Political instability is when a country experiences politically motivated violence and/or crimes in society, violent protests, workers going on strikes, and so forth. Political instability is also defined as the propensity of a government collapse, and when growth is significantly lower than otherwise. Poor economic performance, however, may lead to a government’s collapse and political unrest.
That being said, there was a time in Guyana when there was political instability – a period characterised as when there were politically motivated crimes and riots in the city etc.
Then, subsequently, at the said forum, a former president of the GCCI countered the Minister’s bold request to the Private Sector members, in which the argument was made that “the Private Sector has the right to be involved in politics, because it involves the expenditure of their money.”
This is an equally meritorious argument put forward by the Chamber’s former president, and the reason for this is quite simple to comprehend; and that is: the Government has a responsibility to stimulate confidence in the economy, and to create an enabling environment in which businesses are incentivised to prosper and invest more in the economy.
But perhaps in order to achieve such outcomes, this analyst is of the view that these Private Sector agencies may need to relook at their approach in how they seek to promote their interests and concerns to the Government of the day.
While such business forums are held with good intent, and do serve in a positive spirit, the Chamber and the Private Sector Commission should consider consolidating their resources into one agency. With due respect, it should be mentioned that this is a notion that was originally conveyed to this columnist by one of the Chamber’s former presidents; and it of course has a lot of merit, and is thus endorsed and re-stated here by this author.
Suffice it to state that this will aid in the optimisation of the limited resources which these agencies possess. And secondly, they would be able to focus on engaging in more meaningful dialogues with the Government in a more formal and appropriate setting, rather than utilising a multiplicity of other mechanisms to channel those concerns.
It is sometimes very essential that businesses and/or firms remain and maintain neutrality at all times; because, at the end of the day — if not all times, most of the time — national politics tends to triumph as being supreme.
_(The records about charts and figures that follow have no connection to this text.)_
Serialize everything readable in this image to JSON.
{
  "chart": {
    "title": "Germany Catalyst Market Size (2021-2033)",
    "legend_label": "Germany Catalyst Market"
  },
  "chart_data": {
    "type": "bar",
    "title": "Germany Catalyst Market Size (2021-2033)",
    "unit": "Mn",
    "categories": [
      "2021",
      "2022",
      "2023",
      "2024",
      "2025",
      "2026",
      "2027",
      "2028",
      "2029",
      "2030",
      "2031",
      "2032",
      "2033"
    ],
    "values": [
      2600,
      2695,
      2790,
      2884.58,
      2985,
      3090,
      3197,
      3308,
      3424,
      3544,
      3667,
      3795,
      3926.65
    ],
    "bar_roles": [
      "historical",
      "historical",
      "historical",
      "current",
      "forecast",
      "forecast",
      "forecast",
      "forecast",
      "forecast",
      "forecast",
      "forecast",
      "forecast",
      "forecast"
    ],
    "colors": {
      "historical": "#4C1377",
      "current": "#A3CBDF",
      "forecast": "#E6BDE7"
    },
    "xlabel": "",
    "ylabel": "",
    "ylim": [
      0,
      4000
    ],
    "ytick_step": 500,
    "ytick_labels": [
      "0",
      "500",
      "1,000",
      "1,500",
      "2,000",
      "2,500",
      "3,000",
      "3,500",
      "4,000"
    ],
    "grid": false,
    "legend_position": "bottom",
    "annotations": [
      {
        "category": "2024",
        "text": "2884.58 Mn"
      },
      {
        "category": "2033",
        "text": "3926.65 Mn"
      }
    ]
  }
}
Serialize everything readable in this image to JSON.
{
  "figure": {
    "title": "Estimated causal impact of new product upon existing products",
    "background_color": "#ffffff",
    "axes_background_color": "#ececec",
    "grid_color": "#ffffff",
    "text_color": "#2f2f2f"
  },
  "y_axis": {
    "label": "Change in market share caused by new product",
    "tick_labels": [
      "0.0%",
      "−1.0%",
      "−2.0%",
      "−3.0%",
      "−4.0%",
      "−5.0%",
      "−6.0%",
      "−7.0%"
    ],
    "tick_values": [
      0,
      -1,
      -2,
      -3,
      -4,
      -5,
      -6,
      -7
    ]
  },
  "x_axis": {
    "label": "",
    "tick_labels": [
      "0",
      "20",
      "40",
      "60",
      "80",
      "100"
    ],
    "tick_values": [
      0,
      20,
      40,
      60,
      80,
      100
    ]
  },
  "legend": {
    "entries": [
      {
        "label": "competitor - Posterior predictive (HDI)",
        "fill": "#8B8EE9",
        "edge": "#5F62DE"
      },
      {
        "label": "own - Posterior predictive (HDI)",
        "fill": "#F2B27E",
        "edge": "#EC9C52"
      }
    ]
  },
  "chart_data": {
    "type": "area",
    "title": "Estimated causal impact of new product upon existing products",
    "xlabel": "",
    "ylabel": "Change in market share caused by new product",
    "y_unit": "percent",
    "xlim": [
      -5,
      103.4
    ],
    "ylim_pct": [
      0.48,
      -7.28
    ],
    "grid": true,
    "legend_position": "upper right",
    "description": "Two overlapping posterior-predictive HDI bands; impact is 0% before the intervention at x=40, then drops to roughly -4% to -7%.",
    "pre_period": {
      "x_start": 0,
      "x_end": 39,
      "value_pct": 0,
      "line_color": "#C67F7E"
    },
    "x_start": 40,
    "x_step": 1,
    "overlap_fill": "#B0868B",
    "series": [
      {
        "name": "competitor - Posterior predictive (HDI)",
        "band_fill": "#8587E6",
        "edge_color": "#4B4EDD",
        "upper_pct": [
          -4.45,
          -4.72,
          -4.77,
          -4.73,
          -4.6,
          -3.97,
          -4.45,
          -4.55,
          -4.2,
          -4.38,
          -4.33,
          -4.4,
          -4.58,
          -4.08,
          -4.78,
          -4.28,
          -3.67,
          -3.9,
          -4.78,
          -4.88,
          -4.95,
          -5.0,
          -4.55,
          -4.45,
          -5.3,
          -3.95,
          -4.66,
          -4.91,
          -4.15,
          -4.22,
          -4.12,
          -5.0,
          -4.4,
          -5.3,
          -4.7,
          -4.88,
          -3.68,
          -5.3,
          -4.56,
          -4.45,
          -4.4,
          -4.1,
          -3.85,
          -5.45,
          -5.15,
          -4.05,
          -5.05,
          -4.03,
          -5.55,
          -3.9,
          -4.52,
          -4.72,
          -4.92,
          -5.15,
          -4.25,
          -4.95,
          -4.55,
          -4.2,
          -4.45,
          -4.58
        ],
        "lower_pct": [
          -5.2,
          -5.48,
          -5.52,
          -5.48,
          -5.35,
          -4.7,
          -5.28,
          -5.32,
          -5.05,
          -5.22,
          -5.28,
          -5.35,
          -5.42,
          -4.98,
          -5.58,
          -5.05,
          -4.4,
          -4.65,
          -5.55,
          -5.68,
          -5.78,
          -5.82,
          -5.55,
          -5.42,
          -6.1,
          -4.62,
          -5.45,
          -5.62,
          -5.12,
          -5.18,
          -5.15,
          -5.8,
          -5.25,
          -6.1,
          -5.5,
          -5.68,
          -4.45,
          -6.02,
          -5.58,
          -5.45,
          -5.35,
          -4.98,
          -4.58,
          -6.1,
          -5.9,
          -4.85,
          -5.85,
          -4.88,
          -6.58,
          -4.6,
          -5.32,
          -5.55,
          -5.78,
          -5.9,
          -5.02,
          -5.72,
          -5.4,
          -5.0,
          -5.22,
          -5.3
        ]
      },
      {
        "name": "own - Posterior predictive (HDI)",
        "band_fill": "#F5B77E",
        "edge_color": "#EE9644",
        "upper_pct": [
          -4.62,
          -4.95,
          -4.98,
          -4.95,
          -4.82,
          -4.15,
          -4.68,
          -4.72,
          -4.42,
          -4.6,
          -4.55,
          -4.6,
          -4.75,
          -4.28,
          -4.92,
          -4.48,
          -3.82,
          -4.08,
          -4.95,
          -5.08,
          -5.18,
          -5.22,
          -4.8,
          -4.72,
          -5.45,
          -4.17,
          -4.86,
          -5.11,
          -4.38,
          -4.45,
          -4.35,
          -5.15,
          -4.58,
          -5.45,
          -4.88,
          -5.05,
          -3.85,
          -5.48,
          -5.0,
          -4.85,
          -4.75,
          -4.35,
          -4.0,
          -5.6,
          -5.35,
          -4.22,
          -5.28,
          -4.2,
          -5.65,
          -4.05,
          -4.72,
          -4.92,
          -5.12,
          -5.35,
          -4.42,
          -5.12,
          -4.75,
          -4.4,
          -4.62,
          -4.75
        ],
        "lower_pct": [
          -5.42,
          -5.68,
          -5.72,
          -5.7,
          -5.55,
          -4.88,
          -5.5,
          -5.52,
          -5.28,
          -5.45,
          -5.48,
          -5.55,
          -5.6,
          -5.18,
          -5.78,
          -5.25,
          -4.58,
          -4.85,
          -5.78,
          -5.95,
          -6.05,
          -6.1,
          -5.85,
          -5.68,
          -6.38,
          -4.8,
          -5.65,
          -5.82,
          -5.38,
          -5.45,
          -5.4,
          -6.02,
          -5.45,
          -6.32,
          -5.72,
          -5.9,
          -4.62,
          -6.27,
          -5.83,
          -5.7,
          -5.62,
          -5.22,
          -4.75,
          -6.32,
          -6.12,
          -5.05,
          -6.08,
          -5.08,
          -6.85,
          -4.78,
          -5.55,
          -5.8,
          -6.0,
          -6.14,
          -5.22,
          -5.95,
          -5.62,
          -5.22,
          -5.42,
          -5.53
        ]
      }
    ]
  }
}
As Clare Goff from the Centre of Economic Strategies in the United Kingdom put it: “a new era of regeneration is emerging; one defined by less money and fewer programmes, but where the top-down approach of the previous era will be replaced with the bottom-up approach. The Private Sector is being called on to lead countries back to growth, but with fewer resources or support to do so. Alongside this, corporate social responsibility is moving into a new phase, defined by stronger partnerships with stakeholders, and a deeper engagement with social and local issues. The opportunities are opening up for businesses to engage at a deeper level with local communities and social issues, but business alone is not enough to transform deprived local areas. Rather, bold thinking and stronger partnerships between the public, private and social sectors would help communities move towards a more resilient future”.